Date of Proceeding: 05.03.2008
Reference: 472 c1856-7;472 c1854-5
Member: Lilley, Peter
Title: European Union (Amendment) Bill
Description: It is normally a pleasure to follow the hon. Member for Rhondda (Chris Bryant), but whereas all other Members who have spoken have recognised that the debate raises issues of principle that transcend and divide party, he chose to make a purely partisan speech, and made little contribution as a result.
Twenty-five years ago, I was elected to the House-as was the Prime Minister, as it happens. Unlike the Prime Minister, who was elected on a pledge to leave the European Community, I have always believed, and still believe, in remaining a member of the European Community. I have grave reservations about handing over further powers, and there are some powers that we have handed over which I would like to see returned to this country, but the reason that I have, for the first time, actively taken part in debates on a European treaty is nothing to do with Europe. It is to do with integrity.
Nothing in the 25 years that I have been in this place has made me so angry as to see members of two party Front Benches-or, should I say, the Front Benches of one and a half parties-who were elected on a clear pledge to the electorate that they would hold a referendum, telling their Back Benchers, as they themselves would be doing, to renege, to resile, to stand on their heads to renounce a clear promise that they had made to their electors. Nothing that I have ever seen in the House has made me so angry. That is why I resolved to participate in the debates and have done so every day since, in the limited number of days made available to us.

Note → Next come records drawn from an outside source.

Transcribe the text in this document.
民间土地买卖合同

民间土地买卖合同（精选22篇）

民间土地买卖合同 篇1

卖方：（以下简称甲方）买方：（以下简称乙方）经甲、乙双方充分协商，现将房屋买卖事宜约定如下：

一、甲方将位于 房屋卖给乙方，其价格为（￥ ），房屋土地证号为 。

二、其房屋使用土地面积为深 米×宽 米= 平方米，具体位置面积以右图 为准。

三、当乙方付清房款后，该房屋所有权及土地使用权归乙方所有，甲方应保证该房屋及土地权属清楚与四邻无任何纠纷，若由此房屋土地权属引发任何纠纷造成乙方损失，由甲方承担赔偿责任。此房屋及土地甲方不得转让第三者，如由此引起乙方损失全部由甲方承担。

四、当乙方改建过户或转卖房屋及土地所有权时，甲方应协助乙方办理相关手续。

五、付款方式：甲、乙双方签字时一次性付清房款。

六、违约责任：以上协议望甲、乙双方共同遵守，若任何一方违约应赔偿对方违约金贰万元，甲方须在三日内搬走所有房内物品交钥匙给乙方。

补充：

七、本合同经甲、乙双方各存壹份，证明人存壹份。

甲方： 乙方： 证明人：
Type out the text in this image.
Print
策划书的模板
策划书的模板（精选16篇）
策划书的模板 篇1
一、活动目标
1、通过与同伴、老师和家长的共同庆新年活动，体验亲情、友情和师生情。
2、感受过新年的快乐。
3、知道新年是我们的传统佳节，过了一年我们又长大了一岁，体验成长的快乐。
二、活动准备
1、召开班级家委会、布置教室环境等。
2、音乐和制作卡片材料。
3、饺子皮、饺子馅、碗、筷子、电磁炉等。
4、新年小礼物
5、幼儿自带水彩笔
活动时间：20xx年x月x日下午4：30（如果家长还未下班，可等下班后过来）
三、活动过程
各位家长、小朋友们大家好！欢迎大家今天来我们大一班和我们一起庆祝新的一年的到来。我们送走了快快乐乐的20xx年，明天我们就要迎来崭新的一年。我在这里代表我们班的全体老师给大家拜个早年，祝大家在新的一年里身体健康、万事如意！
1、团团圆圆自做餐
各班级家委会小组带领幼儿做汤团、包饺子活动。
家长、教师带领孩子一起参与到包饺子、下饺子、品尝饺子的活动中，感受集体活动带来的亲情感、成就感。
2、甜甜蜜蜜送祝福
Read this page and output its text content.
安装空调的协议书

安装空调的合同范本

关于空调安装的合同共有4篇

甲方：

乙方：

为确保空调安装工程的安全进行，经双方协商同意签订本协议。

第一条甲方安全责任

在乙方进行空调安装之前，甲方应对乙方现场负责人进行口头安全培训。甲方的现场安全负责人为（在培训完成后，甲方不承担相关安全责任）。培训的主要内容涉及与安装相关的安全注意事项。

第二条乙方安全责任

I do not necessarily believe that there needed to be a referendum; perhaps there did not. Nor was it necessarily wise to promise a referendum; perhaps it was not. The constitution and the treaty may be desirable or may be undesirable. They may be more significant or less significant than previous treaties, but every party in the House made a promise that their electors would have a vote in a referendum on that constitutional treaty, and the treaty of Lisbon endorses and implements the substance of that constitution.
Today hon. Members face a test of their personal integrity. That is what is at stake. I have no issue with those who told their electors beforehand and made it clear that they did not believe in and would not support a referendum. They are as pure as the driven snow. My right hon. Friend the Member for Suffolk, Coastal (Mr. Gummer), who is present, is one of those and there are others on the Conservative Benches and in other parts of the House. However, if hon. Members repudiate a promise that they have made and from which they did not dissociate themselves at the time of the election, they bring contempt not merely upon themselves, but upon the House, the democratic process and the prospect of people voting in future elections.
Chris Huhne: The key point is whether there has been a change in what we are determining, compared with the previous position. Has the right hon. Gentleman had time to consider the view of Professor Steve Peers of the university of Essex in a Statewatch analysis on the justice and home affairs issues, for example, where he says clearly that there is a major change? He states:
“The introduction of a British and Irish opt out from this area of law is a major change from the text of the constitutional treaty”.
In light of that, perhaps the right hon. Gentleman would prefer to temper his remarks about lack of integrity.
Mr. Lilley: I will go straight to one of the arguments used by those who try to cover over the change of heart that they have had since before the election-that it should be a matter for Parliament that there has been a significant change. Parliament established a European Scrutiny Committee to investigate, decide and advise us on whether the Lisbon treaty was the same as the constitutional treaty. That Committee reported:
“Taken as a whole, the Reform Treaty produces a general framework which is substantially equivalent to the Constitutional Treaty. Even with the ‘opt-in’ provisions on police and judicial cooperation in criminal matters, and the Protocol on the Charter, we are not convinced that the same conclusion does not apply to the position of the UK under the Reform Treaty.”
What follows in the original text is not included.